Does anyone else successfully run linux and debian testing on alpha's
with 2.6 kernels?

2004-04-26 08:20:04

by Måns Rullgård

[permalink] [raw]
Subject: Re: PROBLEM: Kernel lockup on alpha with heavy IO

Dru <[email protected]> writes:

> I've recently installed debian on a alpha box and have a problem with
> the kernel locking up

[...]

> an hour. I am running a mixture of ext3 and xfs for partitions.

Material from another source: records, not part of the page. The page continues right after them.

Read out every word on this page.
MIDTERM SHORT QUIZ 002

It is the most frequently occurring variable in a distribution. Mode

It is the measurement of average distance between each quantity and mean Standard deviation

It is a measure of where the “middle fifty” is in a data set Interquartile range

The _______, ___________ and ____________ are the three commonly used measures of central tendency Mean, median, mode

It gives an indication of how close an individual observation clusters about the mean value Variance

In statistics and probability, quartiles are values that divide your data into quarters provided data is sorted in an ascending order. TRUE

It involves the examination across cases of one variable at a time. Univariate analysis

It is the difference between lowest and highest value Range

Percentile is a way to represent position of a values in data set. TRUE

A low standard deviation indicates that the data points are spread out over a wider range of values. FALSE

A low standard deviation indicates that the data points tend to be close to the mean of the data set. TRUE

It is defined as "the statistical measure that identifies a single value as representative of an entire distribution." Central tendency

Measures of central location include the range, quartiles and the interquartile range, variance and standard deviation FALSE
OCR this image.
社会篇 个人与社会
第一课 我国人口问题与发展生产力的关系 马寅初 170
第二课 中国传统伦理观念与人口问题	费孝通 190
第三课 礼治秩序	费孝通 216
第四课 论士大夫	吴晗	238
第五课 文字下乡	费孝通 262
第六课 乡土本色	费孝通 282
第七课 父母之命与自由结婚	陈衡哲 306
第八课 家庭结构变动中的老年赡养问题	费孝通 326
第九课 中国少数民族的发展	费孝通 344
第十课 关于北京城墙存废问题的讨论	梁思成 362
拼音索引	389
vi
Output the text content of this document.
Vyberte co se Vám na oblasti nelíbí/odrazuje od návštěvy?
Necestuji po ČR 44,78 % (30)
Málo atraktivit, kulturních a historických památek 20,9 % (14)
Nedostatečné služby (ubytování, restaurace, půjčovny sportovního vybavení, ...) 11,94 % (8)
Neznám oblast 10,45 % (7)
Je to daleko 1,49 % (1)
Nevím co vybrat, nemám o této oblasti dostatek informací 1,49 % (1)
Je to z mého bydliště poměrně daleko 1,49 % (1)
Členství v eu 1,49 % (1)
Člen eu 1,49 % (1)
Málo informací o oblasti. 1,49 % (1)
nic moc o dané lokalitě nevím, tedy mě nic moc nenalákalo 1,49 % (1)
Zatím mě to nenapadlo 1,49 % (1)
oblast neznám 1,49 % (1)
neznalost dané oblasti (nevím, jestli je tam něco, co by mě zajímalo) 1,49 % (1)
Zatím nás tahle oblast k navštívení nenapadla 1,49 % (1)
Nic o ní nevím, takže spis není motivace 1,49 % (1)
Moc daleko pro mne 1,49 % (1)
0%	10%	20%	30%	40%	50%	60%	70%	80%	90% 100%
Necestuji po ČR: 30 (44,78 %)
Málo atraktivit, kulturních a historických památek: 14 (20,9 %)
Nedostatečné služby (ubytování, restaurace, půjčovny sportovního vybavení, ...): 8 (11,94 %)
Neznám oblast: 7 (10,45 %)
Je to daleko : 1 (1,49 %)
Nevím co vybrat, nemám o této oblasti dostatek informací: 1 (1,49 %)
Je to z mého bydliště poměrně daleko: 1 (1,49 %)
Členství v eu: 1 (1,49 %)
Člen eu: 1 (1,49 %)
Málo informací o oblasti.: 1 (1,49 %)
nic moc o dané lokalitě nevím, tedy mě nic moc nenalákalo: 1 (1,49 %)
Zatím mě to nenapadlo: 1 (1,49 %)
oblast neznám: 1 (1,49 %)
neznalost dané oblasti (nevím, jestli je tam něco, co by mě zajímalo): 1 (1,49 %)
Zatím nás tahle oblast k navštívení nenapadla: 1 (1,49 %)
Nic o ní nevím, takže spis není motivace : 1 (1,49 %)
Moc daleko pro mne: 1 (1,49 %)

There have been reports of trouble with XFS using post-2.6.3 kernel on
Alpha, see http://marc.theaimsgroup.com/?l=linux-kernel&m=108187914916911&w=2.

--
M?ns Rullg?rd
[email protected]

2004-04-26 09:13:51

by Ivan Kokshaysky

[permalink] [raw]
Subject: Re: PROBLEM: Kernel lockup on alpha with heavy IO

On Mon, Apr 26, 2004 at 02:37:24PM +1200, Dru wrote:
> cpu : Alpha
> cpu model : SimulateLCA4

First of all, update the firmware. Apparently, this SRM version
not only misdetects the cpu model, but also has serious problems
with cache setup leading to data corruption.
Updated image can be found at
ftp://ftp.harddata.com/pub/kernel_Nautilus/srm/

Ivan.

2004-04-28 13:01:49

by Dru

[permalink] [raw]
Subject: Re: PROBLEM: Kernel lockup on alpha with heavy IO

Ivan Kokshaysky wrote:

>On Tue, Apr 27, 2004 at 11:01:32PM +1200, Dru wrote:
>
>
>>I am not having much luck with the firmware upgrade.
>>It gets up to saying Copying up1500fw.txt from dva0 . . . and
>>just sits there. It never reachs albasrm.rom file.
>>
>>
>
>Well, it was about 1.5 years ago when I upgraded the firmware last
>time, so I don't recall all details... Anyway, from memory:
>- make sure that you get to SRM prompt right after reset or
> powerup, i.e. 'auto_action' is set to 'halt';
>- IIRC, UP1500 has problems with some floppy drives, and it
> may require 2-3 resets before it reads the rom image file
> successfully.
>
>
>
Finally got firmware to update, the up1500 board is a bit
sturburn. Many repeated attempts and changing around
floppy drives was successful. thanks for the help.